Big and getting bigger
According to a report produced by The Network called the 2014 Global Ethics Benchmarking Report there has been a rise in whistleblower retaliation. I did a review of the figures for EEOC on claims of discrimination and found that in 2013 there were more complaints about retaliation than any other protected area, even more than race. There were 38,549 charges of retaliation filed. Race was the next biggest area with 33,068.
Retaliation is intentional
Let’s face it, if you retaliate against someone for filing a complaint, reporting a safety problem, reporting financial misdealing or any of the other areas that protect whistleblowers you are doing it on purpose. You cannot hide the intent in that action. Your lawyer will hate having to defend you. I had one attorney friend tell me that defending a retaliation case is tough. There is seldom any documentation to show that the retaliation was not intentional, and there are times where an action taken against an employee is justifiable. The problem is the action is taken without documentation and too close in time to some protected complaint or action. Subsequently the employee perceives it as retaliation.
Types of retaliation
Retaliation takes many forms, some of it subtle, some not so subtle. Here are some examples:
- Excluding people from participating in meetings or not allowing them to talk.
- Reassigning them;
- Changing their job duties;
- Not sending them to training;
- Openly exposing them as a whistleblower even though they had asked for anonymity; (HR has to balance this one with the need to investigate)
- Bullying them; and of course
- Firing them.
Jillian Heim of The Network says “…retaliation isn’t always glaringly obvious.” She also says ““We are lowering the bar on what counts as retaliation – it’s not just being fired, demoted, etc. – it could be making weird faces at someone, making you feel demeaned.”
The EEOC provides an example as well. They say “It is illegal for an employer to refuse to promote an employee because she filed a charge of discrimination with the EEOC, even if EEOC later determined no discrimination occurred.”

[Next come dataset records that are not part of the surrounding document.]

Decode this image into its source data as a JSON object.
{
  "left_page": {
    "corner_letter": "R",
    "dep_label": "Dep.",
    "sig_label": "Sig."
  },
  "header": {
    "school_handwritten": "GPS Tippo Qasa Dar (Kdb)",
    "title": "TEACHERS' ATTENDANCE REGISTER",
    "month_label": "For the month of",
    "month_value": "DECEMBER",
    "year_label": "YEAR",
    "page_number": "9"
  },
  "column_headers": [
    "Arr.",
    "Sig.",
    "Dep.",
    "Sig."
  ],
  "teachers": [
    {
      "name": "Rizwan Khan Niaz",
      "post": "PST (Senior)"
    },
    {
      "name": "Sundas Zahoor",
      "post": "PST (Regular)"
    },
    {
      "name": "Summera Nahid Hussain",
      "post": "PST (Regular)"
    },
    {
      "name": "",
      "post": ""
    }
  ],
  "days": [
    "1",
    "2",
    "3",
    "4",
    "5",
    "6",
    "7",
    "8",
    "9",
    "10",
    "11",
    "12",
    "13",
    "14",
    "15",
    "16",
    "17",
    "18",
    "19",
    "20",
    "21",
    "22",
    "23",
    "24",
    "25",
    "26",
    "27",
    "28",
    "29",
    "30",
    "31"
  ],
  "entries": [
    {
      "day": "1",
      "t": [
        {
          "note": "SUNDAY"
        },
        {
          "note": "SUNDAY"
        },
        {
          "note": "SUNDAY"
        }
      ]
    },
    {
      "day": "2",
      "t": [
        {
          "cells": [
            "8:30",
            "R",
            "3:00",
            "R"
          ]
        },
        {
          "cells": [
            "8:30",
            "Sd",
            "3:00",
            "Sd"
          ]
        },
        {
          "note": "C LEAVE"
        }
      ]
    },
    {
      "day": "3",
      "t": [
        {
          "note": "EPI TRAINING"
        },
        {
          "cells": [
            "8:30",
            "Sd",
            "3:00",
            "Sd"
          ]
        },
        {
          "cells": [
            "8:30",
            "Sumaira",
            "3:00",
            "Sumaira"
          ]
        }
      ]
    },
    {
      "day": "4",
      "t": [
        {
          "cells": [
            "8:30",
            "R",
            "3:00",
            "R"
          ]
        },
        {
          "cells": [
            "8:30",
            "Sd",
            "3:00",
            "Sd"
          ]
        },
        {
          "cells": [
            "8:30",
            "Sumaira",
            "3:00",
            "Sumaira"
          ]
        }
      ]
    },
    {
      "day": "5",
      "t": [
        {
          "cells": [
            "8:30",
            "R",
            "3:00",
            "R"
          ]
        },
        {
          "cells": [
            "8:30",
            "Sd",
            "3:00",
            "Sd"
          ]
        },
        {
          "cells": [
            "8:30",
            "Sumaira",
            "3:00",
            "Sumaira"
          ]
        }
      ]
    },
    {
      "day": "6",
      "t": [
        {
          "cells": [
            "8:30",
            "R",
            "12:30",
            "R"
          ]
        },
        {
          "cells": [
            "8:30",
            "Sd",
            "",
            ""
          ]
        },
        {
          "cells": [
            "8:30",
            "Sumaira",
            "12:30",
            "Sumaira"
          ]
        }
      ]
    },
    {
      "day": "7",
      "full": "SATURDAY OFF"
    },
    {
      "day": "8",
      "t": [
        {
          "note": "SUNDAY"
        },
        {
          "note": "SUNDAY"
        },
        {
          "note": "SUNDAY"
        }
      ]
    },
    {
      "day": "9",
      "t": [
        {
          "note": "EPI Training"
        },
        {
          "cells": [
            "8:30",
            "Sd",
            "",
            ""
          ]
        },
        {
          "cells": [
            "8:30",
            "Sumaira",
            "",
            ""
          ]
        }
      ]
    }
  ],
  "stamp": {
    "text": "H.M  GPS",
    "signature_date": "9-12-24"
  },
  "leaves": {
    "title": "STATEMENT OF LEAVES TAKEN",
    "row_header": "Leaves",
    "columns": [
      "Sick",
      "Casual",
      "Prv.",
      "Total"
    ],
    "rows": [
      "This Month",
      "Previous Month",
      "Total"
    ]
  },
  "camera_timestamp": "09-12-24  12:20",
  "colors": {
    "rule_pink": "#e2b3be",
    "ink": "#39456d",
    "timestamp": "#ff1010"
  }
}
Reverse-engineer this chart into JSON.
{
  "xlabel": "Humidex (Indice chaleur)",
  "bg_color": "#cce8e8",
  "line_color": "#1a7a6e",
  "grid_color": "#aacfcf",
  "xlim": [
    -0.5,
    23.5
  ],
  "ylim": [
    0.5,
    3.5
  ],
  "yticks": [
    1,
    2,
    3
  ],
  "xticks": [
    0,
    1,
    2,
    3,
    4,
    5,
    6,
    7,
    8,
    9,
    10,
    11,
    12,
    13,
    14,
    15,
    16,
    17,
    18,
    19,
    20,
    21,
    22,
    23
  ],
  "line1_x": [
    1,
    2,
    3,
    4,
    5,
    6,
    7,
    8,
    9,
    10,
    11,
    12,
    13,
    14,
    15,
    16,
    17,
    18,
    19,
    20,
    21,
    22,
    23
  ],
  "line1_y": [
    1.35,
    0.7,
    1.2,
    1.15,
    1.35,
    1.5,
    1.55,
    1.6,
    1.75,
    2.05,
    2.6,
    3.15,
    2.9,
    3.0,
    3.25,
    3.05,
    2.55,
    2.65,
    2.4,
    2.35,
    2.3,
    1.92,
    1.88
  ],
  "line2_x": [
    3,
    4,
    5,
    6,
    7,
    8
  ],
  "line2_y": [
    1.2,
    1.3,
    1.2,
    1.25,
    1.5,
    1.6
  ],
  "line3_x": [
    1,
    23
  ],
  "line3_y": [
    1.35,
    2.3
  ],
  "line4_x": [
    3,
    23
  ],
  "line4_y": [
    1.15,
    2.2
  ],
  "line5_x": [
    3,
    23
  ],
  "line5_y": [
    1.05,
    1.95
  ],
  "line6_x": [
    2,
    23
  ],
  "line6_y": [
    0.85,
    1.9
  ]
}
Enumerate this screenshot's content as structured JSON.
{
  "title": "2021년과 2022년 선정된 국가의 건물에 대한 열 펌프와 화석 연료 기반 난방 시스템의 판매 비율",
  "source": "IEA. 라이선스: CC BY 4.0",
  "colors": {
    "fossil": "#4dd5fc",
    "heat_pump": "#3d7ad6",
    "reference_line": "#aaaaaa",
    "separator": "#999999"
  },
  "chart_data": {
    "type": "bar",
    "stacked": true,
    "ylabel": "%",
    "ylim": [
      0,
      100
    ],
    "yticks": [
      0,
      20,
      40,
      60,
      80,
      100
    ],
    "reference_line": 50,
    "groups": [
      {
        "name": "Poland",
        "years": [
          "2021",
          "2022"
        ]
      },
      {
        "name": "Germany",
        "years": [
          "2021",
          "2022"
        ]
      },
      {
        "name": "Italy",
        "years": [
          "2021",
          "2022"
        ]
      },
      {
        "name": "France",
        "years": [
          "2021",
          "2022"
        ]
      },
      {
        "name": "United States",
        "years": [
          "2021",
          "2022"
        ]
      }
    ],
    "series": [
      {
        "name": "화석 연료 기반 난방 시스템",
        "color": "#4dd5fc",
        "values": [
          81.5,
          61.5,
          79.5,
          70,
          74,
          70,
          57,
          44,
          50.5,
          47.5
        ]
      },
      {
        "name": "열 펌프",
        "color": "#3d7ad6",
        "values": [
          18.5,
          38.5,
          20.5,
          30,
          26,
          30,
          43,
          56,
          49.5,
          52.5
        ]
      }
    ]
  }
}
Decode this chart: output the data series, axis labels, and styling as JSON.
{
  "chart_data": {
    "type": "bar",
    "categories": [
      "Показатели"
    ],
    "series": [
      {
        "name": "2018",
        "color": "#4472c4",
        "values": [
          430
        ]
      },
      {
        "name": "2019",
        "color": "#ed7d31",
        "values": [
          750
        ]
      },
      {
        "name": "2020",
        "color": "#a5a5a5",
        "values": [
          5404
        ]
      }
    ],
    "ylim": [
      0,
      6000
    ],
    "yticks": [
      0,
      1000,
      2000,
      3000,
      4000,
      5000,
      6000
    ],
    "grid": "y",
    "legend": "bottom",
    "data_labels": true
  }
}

Retaliation has a detrimental effect
There are a number of detrimental effects of retaliation on companies in which it has occurred. First it is illegal and is as protected as an act of discrimination. It exposes the company to financial costs such as attorney’s fees, fines and punitive assessments. It harms the company’s reputation and gets the company splashed all over the news.
Beyond the financial effects it also harms the company culture. Employees become less trustful. Many times employees will turnover because they don’t wish to deal with their moral dilemma of working for a company that punishes ethical behavior. It has a detrimental effect of making it harder to find the talent needed to make the company effective. Few talented, good employees want to work for a company whose reputation is one of being unethical and mistreating employees.
What to do
You need to make sure that supervisors and managers are trained that retaliation is as illegal as is discrimination. They need to be told that they will be held to a high standard of conduct when it comes to a situation that might involve retaliation.
HR needs to have its “antennas” up and alert any time there has been wrong-doing, or perceived wrong-doing, reported to the government. Any discipline or change in behavior needs to be noted and corrected as necessary. In other words you had better have a damn good reason for doing something negative to an employee who has been a whistleblower. Even in situation where the employee behavior was malicious you need to be guarded in reacting to that behavior.
Make sure you have a well published policy on reporting whistleblowing situation and making it clear that there is a no-retaliation mandate in your company.
These items will hopefully help you avoid a situation that will end up in court costing hundreds of thousands of dollars.